Si usted cree ser capaz de levitar sin ayuda, comunicarse con los muertos o los extraterrestres, teletransportarse, acertar sin mirar las cartas de una baraja o adivinar los resultados de la jornada futbolística, entre otras virtudes 'magufas', que es como llaman los escépticos a los conocimientos paranormales, tiene ahora la oportunidad de ganar un premio de un millón de euros. Solo debe demostrar que es capaz de hacerlo y de repetirlo. Obviamente, con testigos.
Información publicada en la página 33 de la sección de cv Sociedad de la edición impresa del día 05 de octubre de 2012 VER ARCHIVO (.PDF)
El premio, bautizado como Sísifo, es una iniciativa de diversas asociaciones de escépticos europeos, grupos dedicados a «fomentar el pensamiento crítico ante la pseudociencia y lo paranormal», como resume Fernando Frías, vicepresidente del Círculo Escéptico español. El Consejo Europeo de Organizaciones Escépticas (ECSO) ha convocado el galardón.
La idea surgió de sus colegas belgas de la asociación Skepp, prosigue Frías, que fueron quienes convencieron a un mecenas para que donara el dinero. Para demostrar que las cosas van en serio, el millón de euros ha sido depositado en una cuenta bancaria de Bélgica bajo la custodia de un notario. El mecenas, cuyo nombre no ha trascendido, no tuvo reparos a la hora de colaborar porque se le aseguró que recuperaría el dinero si nadie demostraba sus poderes paranormales. Los candidatos tienen de plazo hasta el 30 de septiembre de 2013, aunque si alguien lo gana con anterioridad la convocatoria finalizará automáticamente.

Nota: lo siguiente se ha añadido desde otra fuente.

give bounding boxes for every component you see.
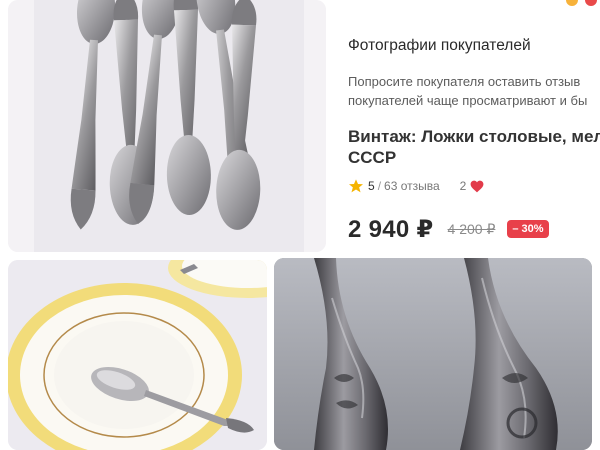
spoons-image [8,0,326,252]
buyer-photos-title: Фотографии покупателей [348,37,531,54]
rating-row[interactable]: 5 / 63 отзыва 2 [348,177,484,195]
decorative-dot-red [585,0,597,6]
product-info-panel: Фотографии покупателей Попросите покупат… [346,0,600,255]
rating-separator: / [377,179,382,193]
old-price: 4 200 ₽ [447,220,496,237]
discount-badge: – 30% [507,220,549,238]
photo-handles-closeup[interactable] [274,258,592,450]
buyer-photos-hint-line-1: Попросите покупателя оставить отзыв [348,74,581,89]
decorative-dot-yellow [566,0,578,6]
product-title-line-1[interactable]: Винтаж: Ложки столовые, мел [348,127,600,147]
buyer-photos-hint-line-2: покупателей чаще просматривают и бы [348,93,588,108]
photo-spoons-set[interactable] [8,0,326,252]
plate-image [8,260,267,450]
rating-value: 5 [368,179,375,193]
reviews-count[interactable]: 63 отзыва [384,179,440,193]
likes-count: 2 [459,179,467,193]
price-row: 2 940 ₽ 4 200 ₽ – 30% [348,214,549,244]
product-title-line-2[interactable]: СССР [348,148,396,168]
photo-spoon-on-plate[interactable] [8,260,267,450]
closeup-image [274,258,592,450]
heart-icon [470,180,484,192]
current-price: 2 940 ₽ [348,215,434,243]
likes-counter[interactable]: 2 [460,179,485,193]
star-icon [349,179,363,193]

Otro de los impulsores del premio, Luis Alfonso Gámez, periodista del diario 'El Correo' y divulgador científico, explica desde Bilbao que las bases del premio establecen que únicamente se someterán a examen «afirmaciones que puedan ser objetivamente verificadas». De mutuo acuerdo entre aspirante y la entidad supervisora, la prueba será diseñada y consensuada de manera que los resultados sean claros e indiscutibles. «No vale decir que soy capaz de mover el Sol dos centímetros, de comunicarme con los ángeles o de viajar en el tiempo», pone como ejemplo Gámez. Tampoco se aceptarán pruebas que puedan resultar peligrosas para la salud de personas o animales, «como las relacionadas con envenenamientos, asfixia, desnutrición, procesos dolorosos, uso de drogas o sustancias ilegales, o con el empleo de armas y otros aparatos potencialmente letales». Lógicamente, no se aceptan trucos de magia ni cosas similares.
«Si sostiene que se comunica con los muertos (Anne Germain), que ve el futuro (Octavio Aceves), que los extraterrestres nos visitan (Juan José Benítez), que la homeopatía funciona (Laboratorios Boiron) o cualquier otra cosa por el estilo -subraya Gámez en su blog-, escriba al Círculo Escéptico con una descripción breve y concreta de lo que puede hacer y cómo demostrarlo. Le informaremos acerca de si su afirmación puede participar en el reto o si debe formularla en otros términos, ofreciéndole nuestra ayuda si es necesario». También es posible que se le proponga realizar una «prueba de forma privada antes de decidir si hace pública o no su candidatura», se indica en las bases.
Luego, prosigue Gámez, el aspirante tendrá que depositar una fianza de 50 euros que, si supera el test nacional, se le devolverá junto con un premio de 500 euros que le concederá automáticamente el derecho a participar en Bélgica en la prueba final ante un jurado internacional. El test preliminar se realizará en cualquiera de los países organizadores bajo supervisión de una asociación del ECSO, que en España es el Círculo Escéptico. «En nuestra asociación tenemos científicos, sí, pero hay un poco de todo: divulgadores, estudiantes... Yo soy abogado», insiste Frías.
El protocolo del test preliminar se diseñará de tal manera que las probabilidades de superarlo por azar sean aproximadamente de una entre mil. Para la prueba final, se garantizará que esa probabilidad se reduzca a una entre un millón y, así, los resultados sean incuestionables. Este detalle es fundamental «Por ejemplo, puedo decir que sacaré un siete si tiro dos dados -dice Gámez- porque las posibilidades son realmente elevadas. Pero se tiene que eliminar la posibilidad de atribuirlo al puro azar». Eso vale para todas las virtudes adivinatorias. Por muy estrambóticas que sean, no se considerarán válidas aptitudes con una explicación científica clara.
Los tests se harán ante expertos elegidos por la organización y se grabarán en vídeo. «Hemos recibido llamadas de algunos interesados, pero cuando leen las bases desisten de presentarse. Por ahora», dice con humor Gámez.